MatrAIx crée 8,3 milliards d’humains virtuels pour tester nos futurs produits
Des chercheurs de Harvard et du MIT ont publié le 4 août 2026 sur arXiv un projet baptisé MatrAIx, un système capable de générer jusqu'à 8,3 milliards de profils humains virtuels, soit à peu près la population mondiale. Une fois associé à un modèle de langage comme GPT ou Claude, à une interface et à une mission précise, chaque profil devient un « agent persona », décrit par le module Persona 8B avec jusqu'à 1 290 caractéristiques personnelles, sociales et comportementales : âge, région, langue, métier, valeurs, santé ou loisirs. Ces données proviennent de créations synthétiques, de Wikipédia, d'Amazon, de Stack Overflow et de 355 déclarations personnelles consenties, débarrassées des noms. La base réellement construite compte 999 847 profils, dont 599 847 issus de sources humaines et 400 000 générés artificiellement ; les 8,3 milliards annoncés restent donc un catalogue théorique, pas une simulation active en permanence. Ces agents ont été testés sur quatre terrains, sondages, conversations, navigation web et contrôle d'applications, via un catalogue de 1 010 scénarios répartis dans plus de vingt-cinq domaines, mais seuls 18 189 essais couvrant huit tâches ont réellement été exécutés, avec GPT-5.5, Claude Opus 4.8 et Claude Haiku 4.5 comme moteurs, testant par exemple l'achat d'un abonnement Notion.
Cette approche promet de remplacer, ou au moins de compléter, les panels d'utilisateurs humains pour tester produits, sites et chatbots, un recrutement classique prenant des semaines contre quelques heures pour des agents virtuels. Mais l'étude révèle une faille de taille pour l'industrie : les résultats varient fortement selon le modèle qui anime un même persona. Sur le test Notion, GPT-5.5 obtenait 75,8 % de conversions, contre 23,2 % pour Claude Opus 4.8 et 93,9 % pour Claude Haiku 4.5 ; face à un nouveau prix, l'écart atteignait 98,3 % contre 27 % et 83,3 %. Sur 400 tests comportementaux, 91,5 % des réponses respectaient le trait attendu, mais l'évaluation reposait largement sur Claude Opus lui-même, tandis que six humains seulement ont vérifié une centaine de fiches. Pour les entreprises tentées d'externaliser leurs études de marché à ces populations synthétiques, ce biais lié au moteur choisi complique sérieusement la fiabilité et la comparabilité des résultats.

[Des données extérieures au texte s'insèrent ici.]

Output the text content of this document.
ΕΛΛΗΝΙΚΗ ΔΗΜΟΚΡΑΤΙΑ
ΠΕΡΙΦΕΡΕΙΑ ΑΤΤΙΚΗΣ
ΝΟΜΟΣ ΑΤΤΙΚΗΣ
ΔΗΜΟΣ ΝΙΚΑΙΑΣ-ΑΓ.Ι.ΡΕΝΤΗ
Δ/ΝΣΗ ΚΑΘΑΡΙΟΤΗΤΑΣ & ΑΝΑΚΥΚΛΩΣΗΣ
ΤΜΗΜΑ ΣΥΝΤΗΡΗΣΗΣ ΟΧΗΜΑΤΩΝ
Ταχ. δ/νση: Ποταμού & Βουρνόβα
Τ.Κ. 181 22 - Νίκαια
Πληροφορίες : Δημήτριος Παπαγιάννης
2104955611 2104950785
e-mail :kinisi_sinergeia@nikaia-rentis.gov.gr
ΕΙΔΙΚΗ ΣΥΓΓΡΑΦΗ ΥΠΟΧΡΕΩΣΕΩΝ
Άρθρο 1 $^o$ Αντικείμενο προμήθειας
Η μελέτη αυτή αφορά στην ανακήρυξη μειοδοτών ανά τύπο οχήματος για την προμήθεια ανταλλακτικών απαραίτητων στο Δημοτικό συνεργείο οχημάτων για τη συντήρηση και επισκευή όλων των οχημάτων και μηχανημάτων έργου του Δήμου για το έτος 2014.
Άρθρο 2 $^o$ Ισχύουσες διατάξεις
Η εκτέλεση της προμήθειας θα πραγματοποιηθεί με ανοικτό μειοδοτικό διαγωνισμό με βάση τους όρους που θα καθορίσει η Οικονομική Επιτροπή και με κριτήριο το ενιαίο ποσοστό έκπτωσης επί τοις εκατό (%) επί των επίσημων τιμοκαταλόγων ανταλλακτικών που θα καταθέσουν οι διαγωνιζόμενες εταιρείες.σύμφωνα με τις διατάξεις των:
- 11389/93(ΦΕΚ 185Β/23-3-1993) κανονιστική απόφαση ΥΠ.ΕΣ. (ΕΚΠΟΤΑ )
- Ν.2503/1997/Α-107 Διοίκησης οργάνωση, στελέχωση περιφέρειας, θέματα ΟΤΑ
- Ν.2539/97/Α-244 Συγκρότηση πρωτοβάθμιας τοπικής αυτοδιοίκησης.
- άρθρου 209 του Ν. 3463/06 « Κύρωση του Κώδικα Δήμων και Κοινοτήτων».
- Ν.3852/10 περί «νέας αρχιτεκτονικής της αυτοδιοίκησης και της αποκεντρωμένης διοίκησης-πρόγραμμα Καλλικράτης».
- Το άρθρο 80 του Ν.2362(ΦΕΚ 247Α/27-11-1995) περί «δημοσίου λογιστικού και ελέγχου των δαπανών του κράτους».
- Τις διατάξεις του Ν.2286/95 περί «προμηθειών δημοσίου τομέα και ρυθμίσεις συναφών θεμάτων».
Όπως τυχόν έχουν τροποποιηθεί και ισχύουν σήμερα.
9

Ce projet illustre une course plus large à la simulation de comportements humains par l'intelligence artificielle, alors que les grandes entreprises technologiques cherchent à réduire coût et délais des études utilisateurs. Les auteurs de MatrAIx présentent eux-mêmes leurs personas comme des « instruments de simulation, pas des personnes », utiles pour formuler des hypothèses plutôt que pour remplacer l'humain. Ils reconnaissent que leurs sources, majoritairement anglophones et issues de plateformes comme Wikipédia ou Amazon, ne garantissent pas une représentation fidèle des revenus, métiers ou personnalités à l'échelle mondiale, et que les champs manquants peuvent réintroduire des biais sur les origines ou les professions. Dans des secteurs sensibles comme la santé, la finance ou l'emploi, où des décisions automatisées pourraient entraîner manipulation, exclusion ou discrimination tarifaire, les chercheurs jugent l'intervention humaine indispensable, ce qui laisse présager un usage encadré de ces personas plutôt qu'un déploiement massif à court terme.